1,13 milliard d’euros. C’est le budget alloué à Frontex pour l’année 2026, selon le projet de budget annuel de l’Union européenne présenté par la Commission le 4 juin 2025. L’agence européenne de garde-frontières et de garde-côtes dispose désormais d’une enveloppe qui dépasse le milliard, en hausse constante depuis sa création.

Pendant ce temps, à Ceuta, le ministère espagnol de l’Intérieur estime qu’environ 60 000 personnes ont accédé irrégulièrement à l’enclave au plus fort de la crise de l’été 2026. L’épisode est, selon les termes mêmes des autorités espagnoles, « le plus important à la frontière hispano-marocaine depuis la crise migratoire de 2021 ». Et l’Italie de Giorgia Meloni, qui en septembre 2023 se tenait aux côtés d’Ursula von der Leyen à Lampedusa pour réclamer la solidarité européenne après l’arrivée de plus de 10 000 exilés en quelques jours, veut aujourd’hui isoler Madrid.

Reprenons la facture.

1,13 milliard pour Frontex, 60 000 entrées à Ceuta

Le budget Frontex 2026 s’inscrit dans un cadre plus large : 2,08 milliards d’euros sont également prévus pour le soutien aux migrants et aux demandeurs d’asile, toujours selon le projet de budget annuel de l’UE. L’architecture financière européenne de la gestion migratoire est documentée, votée, publiée.

Ce qui ne l’est pas, c’est le coût unitaire.

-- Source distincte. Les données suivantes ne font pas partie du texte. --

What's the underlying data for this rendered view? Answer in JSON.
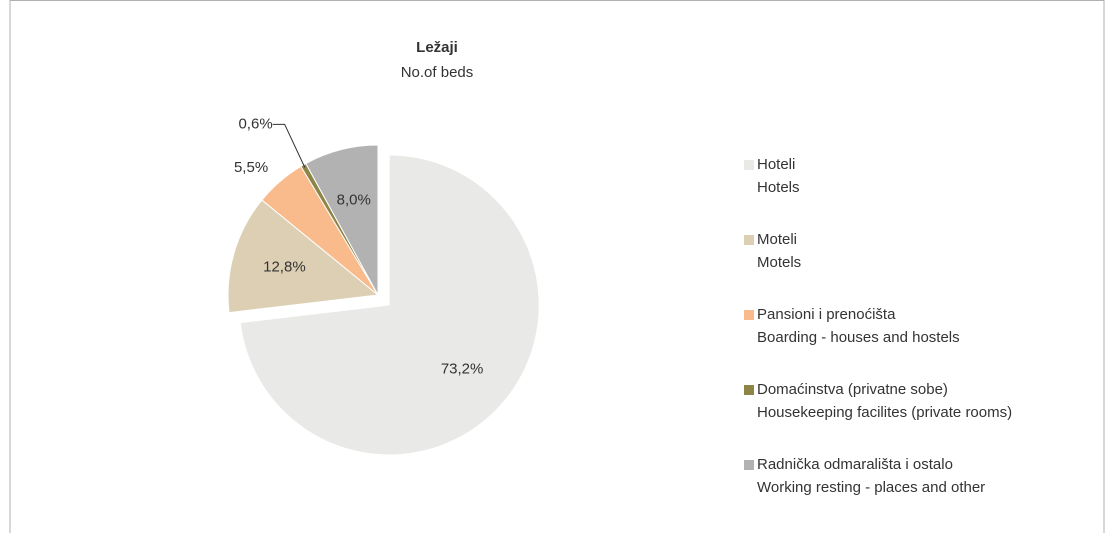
{
  "chart_data": {
    "type": "pie",
    "title": "Ležaji",
    "subtitle": "No.of beds",
    "categories": [
      [
        "Hoteli",
        "Hotels"
      ],
      [
        "Moteli",
        "Motels"
      ],
      [
        "Pansioni  i  prenoćišta",
        "Boarding - houses and hostels"
      ],
      [
        "Domaćinstva (privatne sobe)",
        "Housekeeping facilites (private rooms)"
      ],
      [
        "Radnička odmarališta i ostalo",
        "Working resting - places and other"
      ]
    ],
    "values": [
      73.2,
      12.8,
      5.5,
      0.6,
      8.0
    ],
    "value_labels": [
      "73,2%",
      "12,8%",
      "5,5%",
      "0,6%",
      "8,0%"
    ],
    "colors": [
      "#e9e9e7",
      "#dccfb4",
      "#f9bb8b",
      "#8d8447",
      "#b2b2b2"
    ],
    "legend": "right"
  }
}
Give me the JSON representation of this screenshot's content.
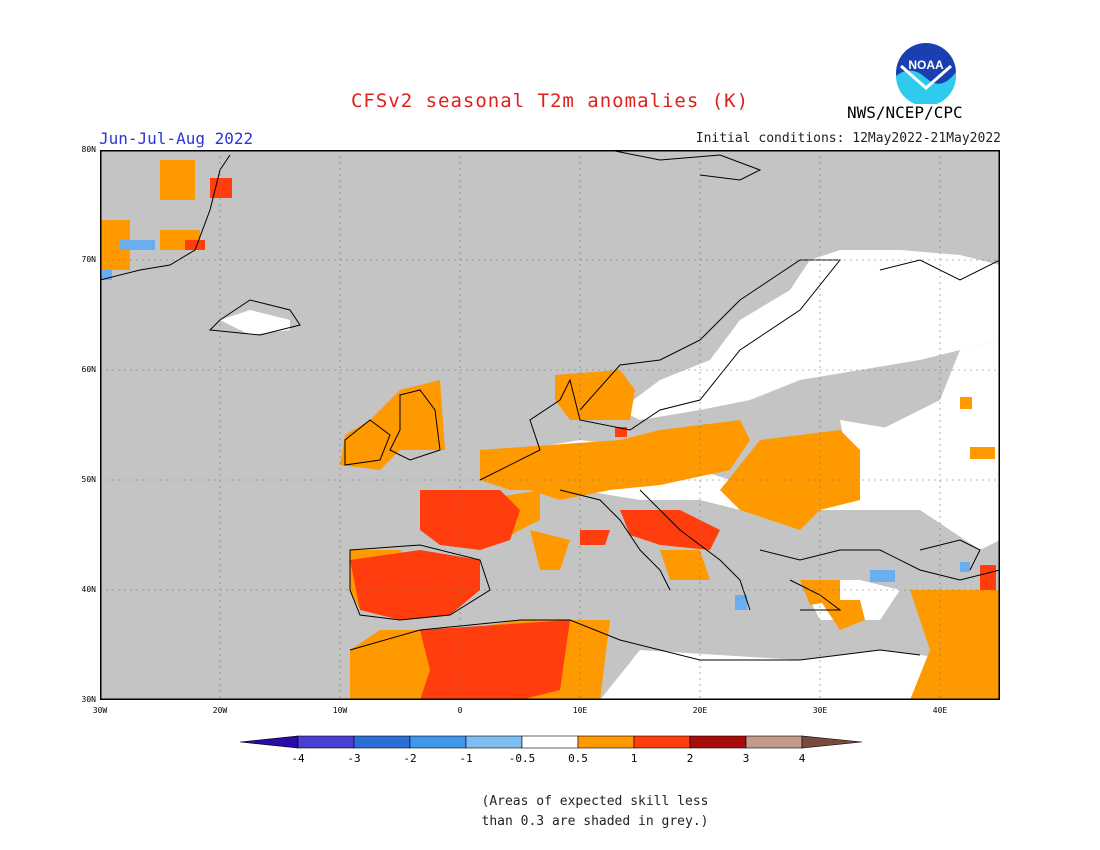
{
  "header": {
    "title": "CFSv2 seasonal T2m anomalies (K)",
    "title_color": "#e0201a",
    "season": "Jun-Jul-Aug 2022",
    "initial_conditions": "Initial conditions: 12May2022-21May2022",
    "agency": "NWS/NCEP/CPC",
    "logo_text": "NOAA"
  },
  "axes": {
    "lat_labels": [
      "80N",
      "70N",
      "60N",
      "50N",
      "40N",
      "30N"
    ],
    "lon_labels": [
      "30W",
      "20W",
      "10W",
      "0",
      "10E",
      "20E",
      "30E",
      "40E"
    ]
  },
  "colorbar": {
    "labels": [
      "-4",
      "-3",
      "-2",
      "-1",
      "-0.5",
      "0.5",
      "1",
      "2",
      "3",
      "4"
    ],
    "colors": [
      "#2a0ba8",
      "#4a3fd1",
      "#2a6fd6",
      "#3d97ec",
      "#7fbef2",
      "#ffffff",
      "#ff9900",
      "#ff3d0d",
      "#a80d0d",
      "#c49a8a",
      "#7a4a3c"
    ]
  },
  "legend_colors": {
    "grey_skill": "#c4c4c4",
    "neutral": "#ffffff",
    "warm_0_5_1": "#ff9900",
    "warm_1_2": "#ff3d0d",
    "cool": "#6aaef0"
  },
  "note": {
    "line1": "(Areas of expected skill less",
    "line2": "than 0.3 are shaded in grey.)"
  }
}
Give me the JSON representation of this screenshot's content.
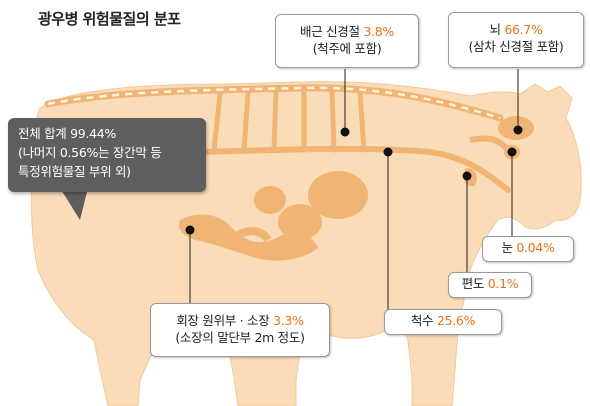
{
  "title": "광우병 위험물질의 분포",
  "total": {
    "line1": "전체 합계 99.44%",
    "line2": "(나머지 0.56%는 장간막 등",
    "line3": "특정위험물질 부위 외)"
  },
  "callouts": {
    "spinal_ganglia": {
      "label": "배근 신경절",
      "percent": "3.8%",
      "sub": "(척주에 포함)"
    },
    "brain": {
      "label": "뇌",
      "percent": "66.7%",
      "sub": "(삼차 신경절 포함)"
    },
    "eye": {
      "label": "눈",
      "percent": "0.04%"
    },
    "tonsil": {
      "label": "편도",
      "percent": "0.1%"
    },
    "spinal_cord": {
      "label": "척수",
      "percent": "25.6%"
    },
    "intestine": {
      "label": "회장 원위부 · 소장",
      "percent": "3.3%",
      "sub": "(소장의 말단부 2m 정도)"
    }
  },
  "colors": {
    "body_fill": "#fbdcb8",
    "organ_fill": "#f0b574",
    "accent": "#e8731b",
    "total_box": "#5e5e5e"
  }
}
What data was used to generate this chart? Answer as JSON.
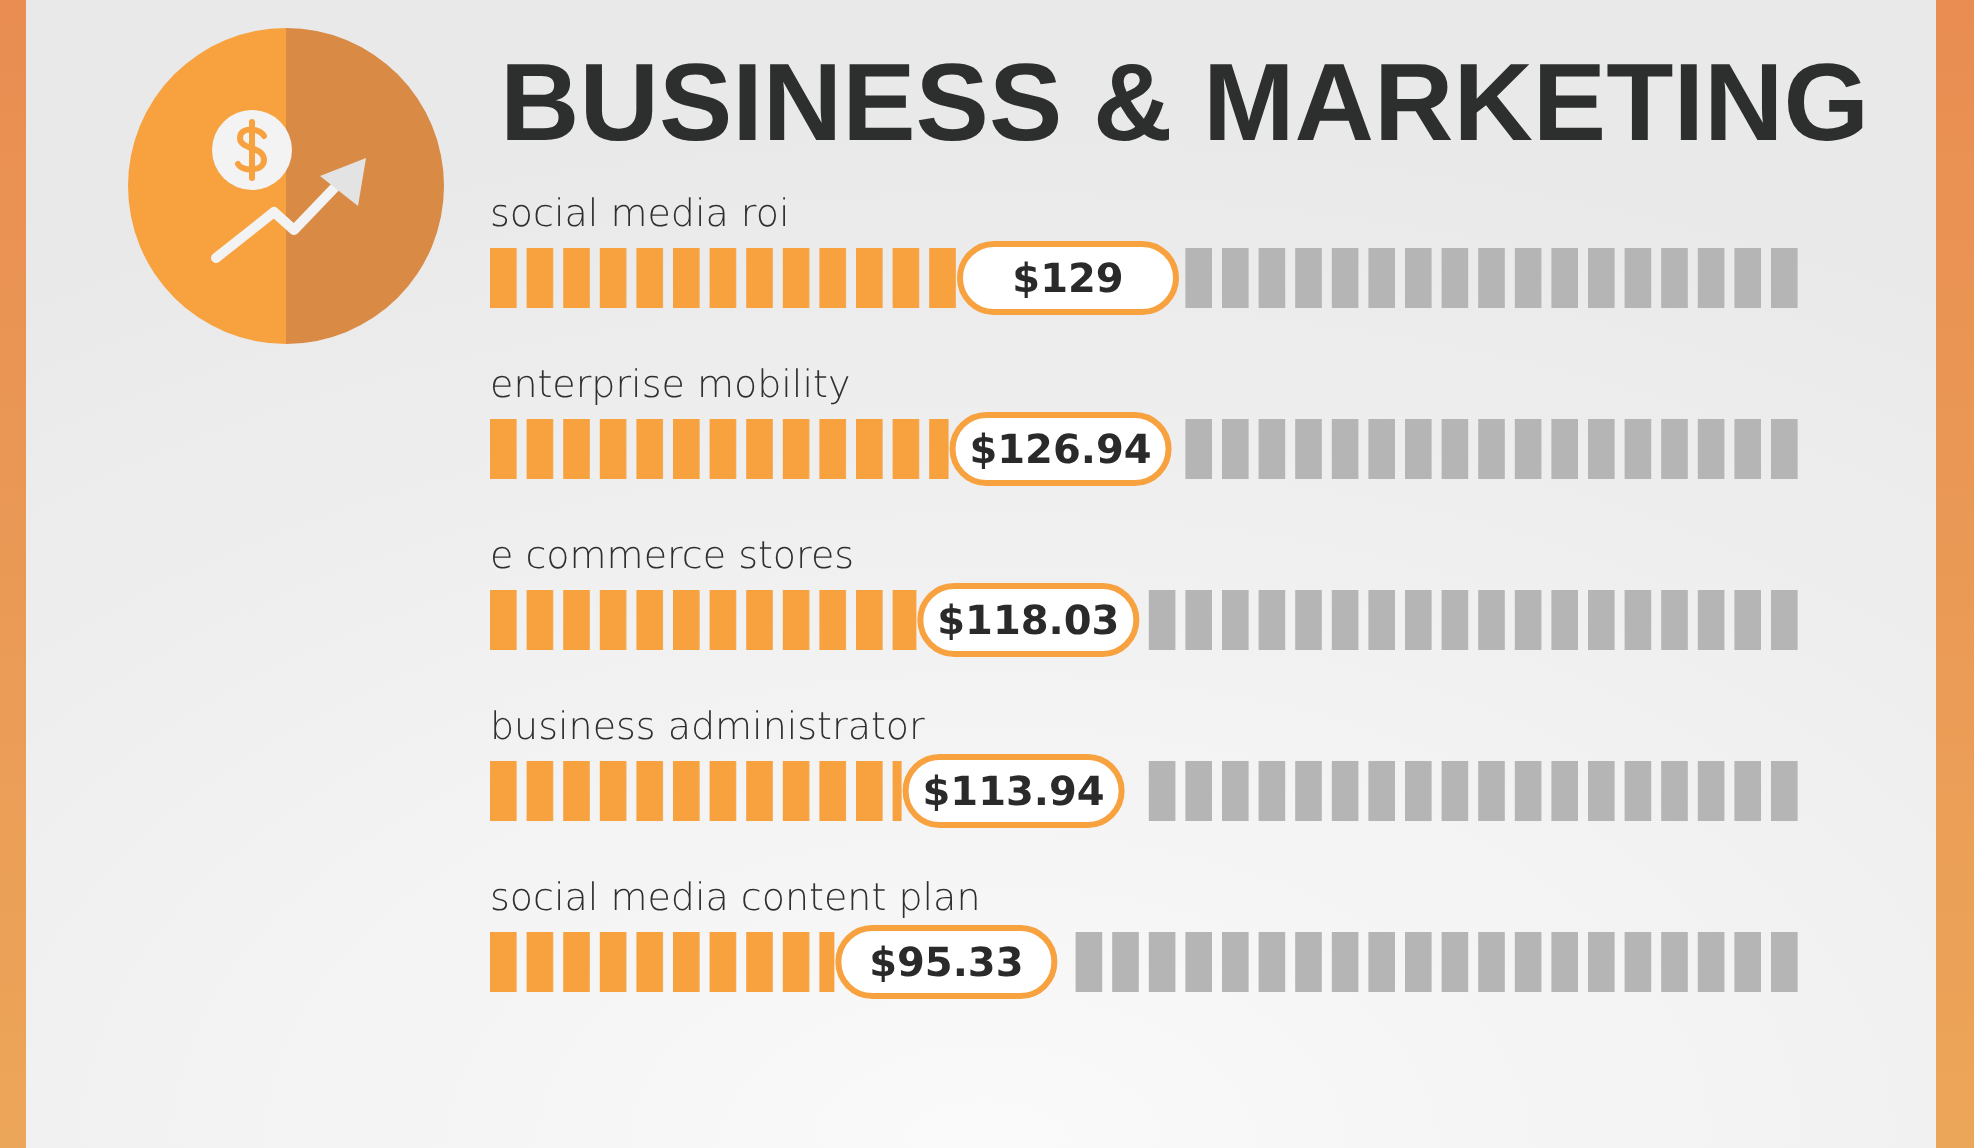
{
  "chart_data": {
    "type": "bar",
    "orientation": "horizontal",
    "title": "BUSINESS & MARKETING",
    "categories": [
      "social media roi",
      "enterprise mobility",
      "e commerce stores",
      "business administrator",
      "social media content plan"
    ],
    "values": [
      129,
      126.94,
      118.03,
      113.94,
      95.33
    ],
    "color": "#f7a13f",
    "value_labels": [
      "$129",
      "$126.94",
      "$118.03",
      "$113.94",
      "$95.33"
    ]
  }
}
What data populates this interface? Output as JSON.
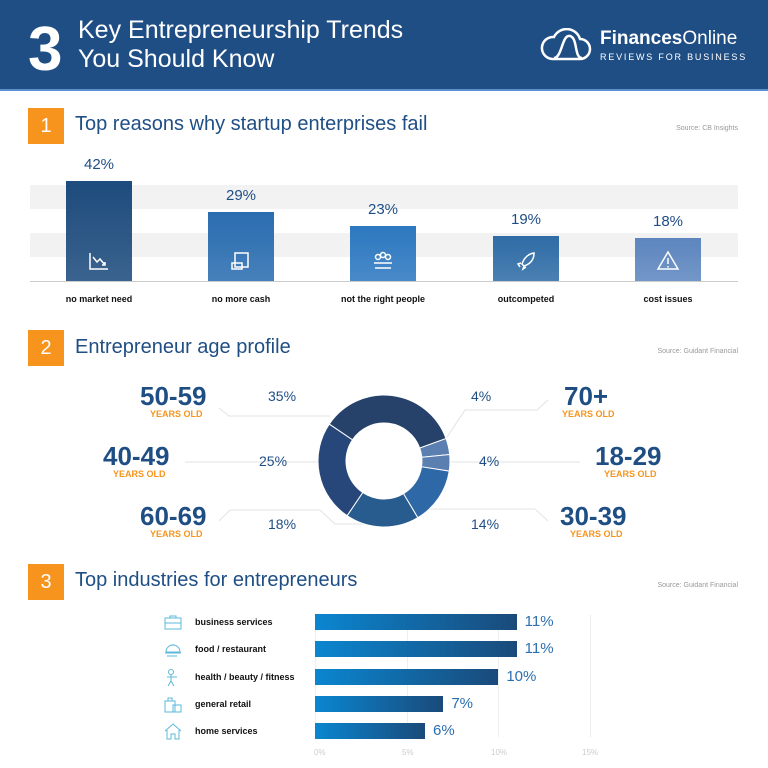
{
  "header": {
    "number": "3",
    "title_line1": "Key Entrepreneurship Trends",
    "title_line2": "You Should Know",
    "brand_bold": "Finances",
    "brand_light": "Online",
    "brand_tagline": "REVIEWS FOR BUSINESS"
  },
  "sections": [
    {
      "number": "1",
      "title": "Top reasons why startup enterprises fail",
      "source": "Source: CB Insights"
    },
    {
      "number": "2",
      "title": "Entrepreneur age profile",
      "source": "Source: Guidant Financial"
    },
    {
      "number": "3",
      "title": "Top industries for entrepreneurs",
      "source": "Source: Guidant Financial"
    }
  ],
  "chart_data": [
    {
      "type": "bar",
      "title": "Top reasons why startup enterprises fail",
      "categories": [
        "no market need",
        "no more cash",
        "not the right people",
        "outcompeted",
        "cost issues"
      ],
      "values": [
        42,
        29,
        23,
        19,
        18
      ],
      "labels": [
        "42%",
        "29%",
        "23%",
        "19%",
        "18%"
      ],
      "icons": [
        "declining-chart-icon",
        "cash-icon",
        "people-icon",
        "rocket-icon",
        "warning-icon"
      ],
      "colors": [
        "#1d4b7d",
        "#2a6db0",
        "#2d78c0",
        "#2f6ca6",
        "#5d86bf"
      ]
    },
    {
      "type": "pie",
      "title": "Entrepreneur age profile",
      "categories": [
        "70+",
        "18-29",
        "30-39",
        "60-69",
        "40-49",
        "50-59"
      ],
      "values": [
        4,
        4,
        14,
        18,
        25,
        35
      ],
      "labels": [
        "4%",
        "4%",
        "14%",
        "18%",
        "25%",
        "35%"
      ],
      "sublabel": "YEARS OLD",
      "colors": [
        "#5b7fb0",
        "#5b7fb0",
        "#2f68a6",
        "#285c8e",
        "#27477a",
        "#26426a"
      ]
    },
    {
      "type": "bar",
      "orientation": "horizontal",
      "title": "Top industries for entrepreneurs",
      "categories": [
        "business services",
        "food / restaurant",
        "health / beauty / fitness",
        "general retail",
        "home services"
      ],
      "values": [
        11,
        11,
        10,
        7,
        6
      ],
      "labels": [
        "11%",
        "11%",
        "10%",
        "7%",
        "6%"
      ],
      "xticks": [
        "0%",
        "5%",
        "10%",
        "15%"
      ],
      "xlim": [
        0,
        15
      ],
      "icons": [
        "briefcase-icon",
        "food-cloche-icon",
        "fitness-person-icon",
        "shopping-bags-icon",
        "house-icon"
      ]
    }
  ]
}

Combien coûte, à l’échelle européenne, une entrée irrégulière interceptée ? Combien coûte une reconduite à la frontière ? Combien coûte, par personne, la solidarité que Rome réclamait en 2023 et qu’elle refuse à Madrid en 2026 ?

Le budget est public. La dépense par événement ne l’est pas. C’est écrit.

Lampedusa 2023, Ceuta 2026 : le prix de la solidarité à géométrie variable

En septembre 2023, plus de 10 000 personnes débarquaient à Lampedusa en quelques jours. Giorgia Meloni, alors contestée jusque dans sa coalition, plaidait pour une réponse européenne coordonnée. Elle l’a obtenue. Aujourd’hui, face à un afflux d’une tout autre ampleur — 60 000 entrées à Ceuta, soit six fois le chiffre de Lampedusa —, la première ministre italienne choisit, selon Le Monde du 3 août 2026, « la propagande plutôt que la solidarité européenne ».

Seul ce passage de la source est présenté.